There is an overflow by 1 // off by one error in your first example of console_gets.
int console_gets(char *s, int len) {
char *t = s;
char c;
*t = '\000';
/* read until a <LF> is received */
while ((c = console_getc()) != '\n') {
*t = c; // this overflows when t-s == len
console_putc(c);
if ((t - s) < len) {
t++;
}
/* update end of string with NUL */
*t = '\000'; // this overflows when t-s == len
}
return t - s;
}
Simple example assumption buffer of one length. First char is put at index 0, t - s is then smaller then len, t will be incremented and from that moment on all writes are writing at index 1.
I am having trouble locating the ‘sdk_common.h’ needed to make the executable. I searched the firmware-shell directory for the file and couldn’t find it.
Is there a step I am not understanding in the build process?

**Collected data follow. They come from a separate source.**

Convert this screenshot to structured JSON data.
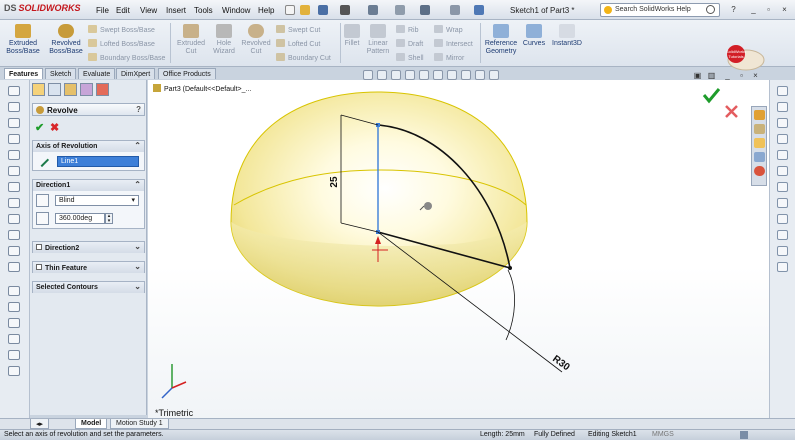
{
  "app": {
    "logo": "SOLIDWORKS",
    "logo_mark": "DS",
    "document_title": "Sketch1 of Part3 *"
  },
  "menu": [
    "File",
    "Edit",
    "View",
    "Insert",
    "Tools",
    "Window",
    "Help"
  ],
  "search": {
    "placeholder": "Search SolidWorks Help"
  },
  "ribbon": {
    "extruded_boss": "Extruded\nBoss/Base",
    "revolved_boss": "Revolved\nBoss/Base",
    "swept_boss": "Swept Boss/Base",
    "lofted_boss": "Lofted Boss/Base",
    "boundary_boss": "Boundary Boss/Base",
    "extruded_cut": "Extruded\nCut",
    "hole_wizard": "Hole\nWizard",
    "revolved_cut": "Revolved\nCut",
    "swept_cut": "Swept Cut",
    "lofted_cut": "Lofted Cut",
    "boundary_cut": "Boundary Cut",
    "fillet": "Fillet",
    "linear_pattern": "Linear\nPattern",
    "rib": "Rib",
    "draft": "Draft",
    "shell": "Shell",
    "wrap": "Wrap",
    "intersect": "Intersect",
    "mirror": "Mirror",
    "reference_geometry": "Reference\nGeometry",
    "curves": "Curves",
    "instant3d": "Instant3D"
  },
  "badge": {
    "line1": "SolidWorks",
    "line2": "Tutorials"
  },
  "tabs": [
    "Features",
    "Sketch",
    "Evaluate",
    "DimXpert",
    "Office Products"
  ],
  "property_manager": {
    "title": "Revolve",
    "help": "?",
    "axis_group": "Axis of Revolution",
    "axis_value": "Line1",
    "direction1_group": "Direction1",
    "end_condition": "Blind",
    "angle": "360.00deg",
    "direction2_group": "Direction2",
    "thin_feature_group": "Thin Feature",
    "selected_contours_group": "Selected Contours"
  },
  "graphics": {
    "tree_label": "Part3  (Default<<Default>_...",
    "dim_vertical": "25",
    "dim_radius": "R30",
    "view_orientation": "*Trimetric"
  },
  "bottom_tabs": [
    "Model",
    "Motion Study 1"
  ],
  "status": {
    "hint": "Select an axis of revolution and set the parameters.",
    "length": "Length: 25mm",
    "defined": "Fully Defined",
    "editing": "Editing Sketch1",
    "units": "MMGS"
  },
  "colors": {
    "accent": "#1e3c73",
    "solid_fill": "#f7efa6",
    "solid_edge": "#d8c400",
    "ok": "#1e9c2b",
    "cancel": "#d8262a"
  }
}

p.s. I enjoyed reading your posts so much I bought the dev board you’re using to try out the examples. It’s been a steep learning curve so far, but it’s a good challenge!
Hello @csluiter! Welcome.
It actually is included in the nRF5 SDK that Nordic includes. The instructions aren’t front and center in the post, but they can be found on the Github example page: https://github.com/memfault/interrupt/tree/master/example/firmware-shell#setup
$ cd nRF5_SDK_15.3.0_59ac345/
$ find . -name "sdk_common.h"
./components/libraries/util/sdk_common.h
p.s. I enjoyed reading your posts so much I bought the dev board you’re using to try out the examples. It’s been a steep learning curve so far, but it’s a good challenge!
That’s awesome to hear! The nRF52 board is great and easy to use. You won’t be disappointed.
Ah, found it. Thanks for taking time to answer a beginner’s question.
Thanks for the great article and tip regarding OK or FAIL response for automation 
CLI shells for embedded systems are great!
Shameless plug: if someone’s not sold on the idea yet and have access to an Arduino Uno then they can try this CLI shell. Documentation HERE
Regarding file transfers, I use XMODEM. Documentation HERE
Regards,
Pieter
I really enjoyed the tutorial and the code. I believe I found a bug in shell_receive_char:
if (c == '\b') {
s_shell.rx_buffer[--s_shell.rx_size] = '\0';
return;
}
There are no checks for underflow here. When it does underflow, it will corrupt one byte somewhere in memory. After that, the buffer will appear full and will not accept any more characters, locking up the shell indefinitely.